Tricolores, nosso diretor de futebol, Paulo Angioni, está esperando o mercado de jogadores desaquecer para reforçar nossa equipe. Mas tem um detalhe que ele esquece: quando o mercado desaquece, sobram apenas as “bolachas quebradas”, aqueles atletas que não têm mercado com os clubes ditos “maiores”, aqueles de maior poder aquisitivo, e acabam sobrando para clubes considerados “intermediários” como nosso. Daí sobram jogadores como Zé Roberto, Mancini, kléberson dentre outros menos votados. Não podemos aceitar mais um negócio desses.

Tenho consciência de que clubes como Corinthians, São Paulo, Vasco, Flamengo etc. têm um poder econômico maior que o nossso, e, por isso, não podemos concorrer com eles em relação à disputa por algum jogador, até porque os grandes nomes do mercado preferem jogadar no eixo Sul-Sudeste. Mas nossa direção fica com as “bolachas quebradas” se quiser. Não é obrigada a pegar os que são rejeitados pelos clubes maiores do futebol brasileiro.  O que nossa diretoria de futebol tem que fazer é buscar um mercado alternativo, é usar a criatividade, para, com inteligência, trazer bons jogadores por preços mais baixos e que sejam desconhecidos dos clubes maiores .

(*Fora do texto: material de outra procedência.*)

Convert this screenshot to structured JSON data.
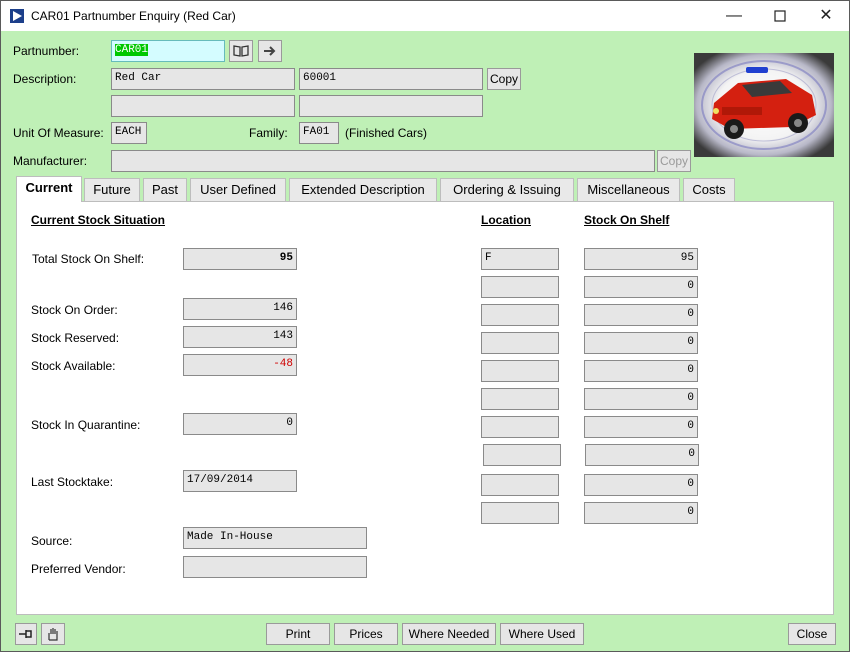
{
  "window": {
    "title": "CAR01 Partnumber Enquiry (Red Car)"
  },
  "header": {
    "partnumber_label": "Partnumber:",
    "partnumber_value": "CAR01",
    "description_label": "Description:",
    "description1": "Red Car",
    "description_code": "60001",
    "description2": "",
    "description3": "",
    "copy_label": "Copy",
    "uom_label": "Unit Of Measure:",
    "uom_value": "EACH",
    "family_label": "Family:",
    "family_value": "FA01",
    "family_desc": "(Finished Cars)",
    "manufacturer_label": "Manufacturer:",
    "manufacturer_value": "",
    "manufacturer_copy_label": "Copy"
  },
  "tabs": [
    "Current",
    "Future",
    "Past",
    "User Defined",
    "Extended Description",
    "Ordering & Issuing",
    "Miscellaneous",
    "Costs"
  ],
  "current": {
    "section_title": "Current Stock Situation",
    "total_stock_label": "Total Stock On Shelf:",
    "total_stock_value": "95",
    "stock_on_order_label": "Stock On Order:",
    "stock_on_order_value": "146",
    "stock_reserved_label": "Stock Reserved:",
    "stock_reserved_value": "143",
    "stock_available_label": "Stock Available:",
    "stock_available_value": "-48",
    "quarantine_label": "Stock In Quarantine:",
    "quarantine_value": "0",
    "last_stocktake_label": "Last Stocktake:",
    "last_stocktake_value": "17/09/2014",
    "source_label": "Source:",
    "source_value": "Made In-House",
    "preferred_vendor_label": "Preferred Vendor:",
    "preferred_vendor_value": "",
    "location_header": "Location",
    "stock_on_shelf_header": "Stock On Shelf",
    "locations": [
      "F",
      "",
      "",
      "",
      "",
      "",
      "",
      "",
      "",
      ""
    ],
    "shelf_values": [
      "95",
      "0",
      "0",
      "0",
      "0",
      "0",
      "0",
      "0",
      "0",
      "0"
    ]
  },
  "footer": {
    "print": "Print",
    "prices": "Prices",
    "where_needed": "Where Needed",
    "where_used": "Where Used",
    "close": "Close"
  },
  "colors": {
    "background": "#bff0b6",
    "negative": "#d00000",
    "partnumber_highlight": "#00c800"
  }
}
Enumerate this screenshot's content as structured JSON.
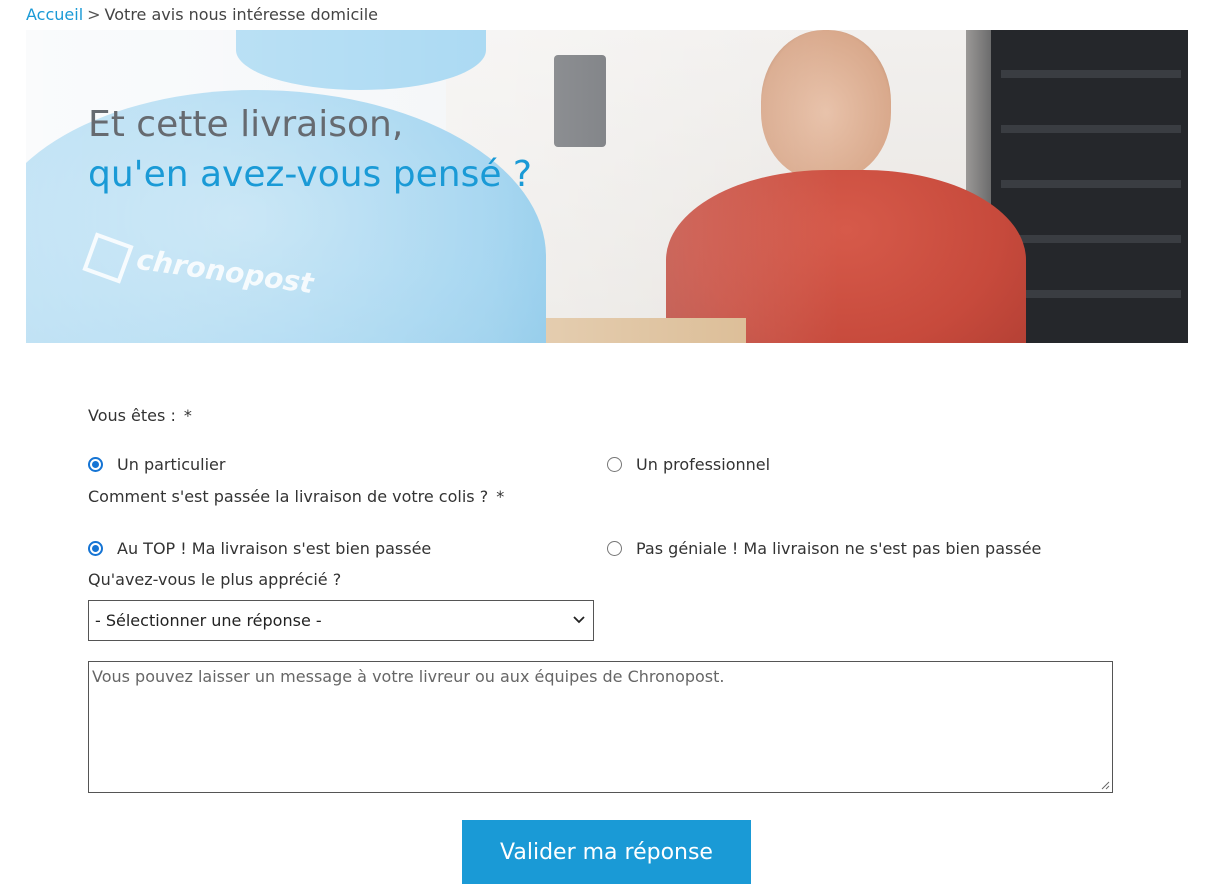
{
  "breadcrumb": {
    "home_label": "Accueil",
    "separator": ">",
    "current": "Votre avis nous intéresse domicile"
  },
  "hero": {
    "title_line1": "Et cette livraison,",
    "title_line2": "qu'en avez-vous pensé ?",
    "brand_text": "chronopost"
  },
  "form": {
    "q1": {
      "label": "Vous êtes :",
      "required": "*",
      "options": [
        {
          "label": "Un particulier",
          "checked": true
        },
        {
          "label": "Un professionnel",
          "checked": false
        }
      ]
    },
    "q2": {
      "label": "Comment s'est passée la livraison de votre colis ?",
      "required": "*",
      "options": [
        {
          "label": "Au TOP ! Ma livraison s'est bien passée",
          "checked": true
        },
        {
          "label": "Pas géniale ! Ma livraison ne s'est pas bien passée",
          "checked": false
        }
      ]
    },
    "q3": {
      "label": "Qu'avez-vous le plus apprécié ?",
      "select_value": "- Sélectionner une réponse -"
    },
    "message": {
      "placeholder": "Vous pouvez laisser un message à votre livreur ou aux équipes de Chronopost."
    },
    "submit_label": "Valider ma réponse"
  },
  "colors": {
    "accent": "#1a9ad6",
    "radio_checked": "#1574d4",
    "title_grey": "#666a70"
  }
}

Dois caminhos que podem ser utilizados para  isso são os sequintes: ir no mercado do interior de São Paulo, pois lá há várias divisões, com grandes jogadores, que podem querer vir pra cá e nos ajudar. Só para dar alguns exemplos: o Corinthians, campeão mundial deste ano,  tem jogadores como Ralf e Paulinho, que vieram de times pequenos de São Paulo. Paulo Miranda brilhou aqui no ano passado e veio do Oeste, de lá também. Edílson, o Capetinha, se destacou no desconhecido  Tanabi, de uma divisão inferior de lá, foi contratado pelo Guarani e teve uma carreira vitoriosa.

Outro mercado que pode gerar bons frutos é o mercado de vizinhos países da América do Sul, como Argentina, Peru, Chile etc., ou até mesmo do interior da Bahia. Nossa diretoria precisa se mexer mais no momento de contratar reforços, pois nosso poder aquisitivo é baixo em relação à concorrência e só com criatividade e muito trabalho de garimpo, de pesquisa, observando jogadores desconhecidos, é que poderemos contratar atletas de alta qualidade e por um preço mais baixo.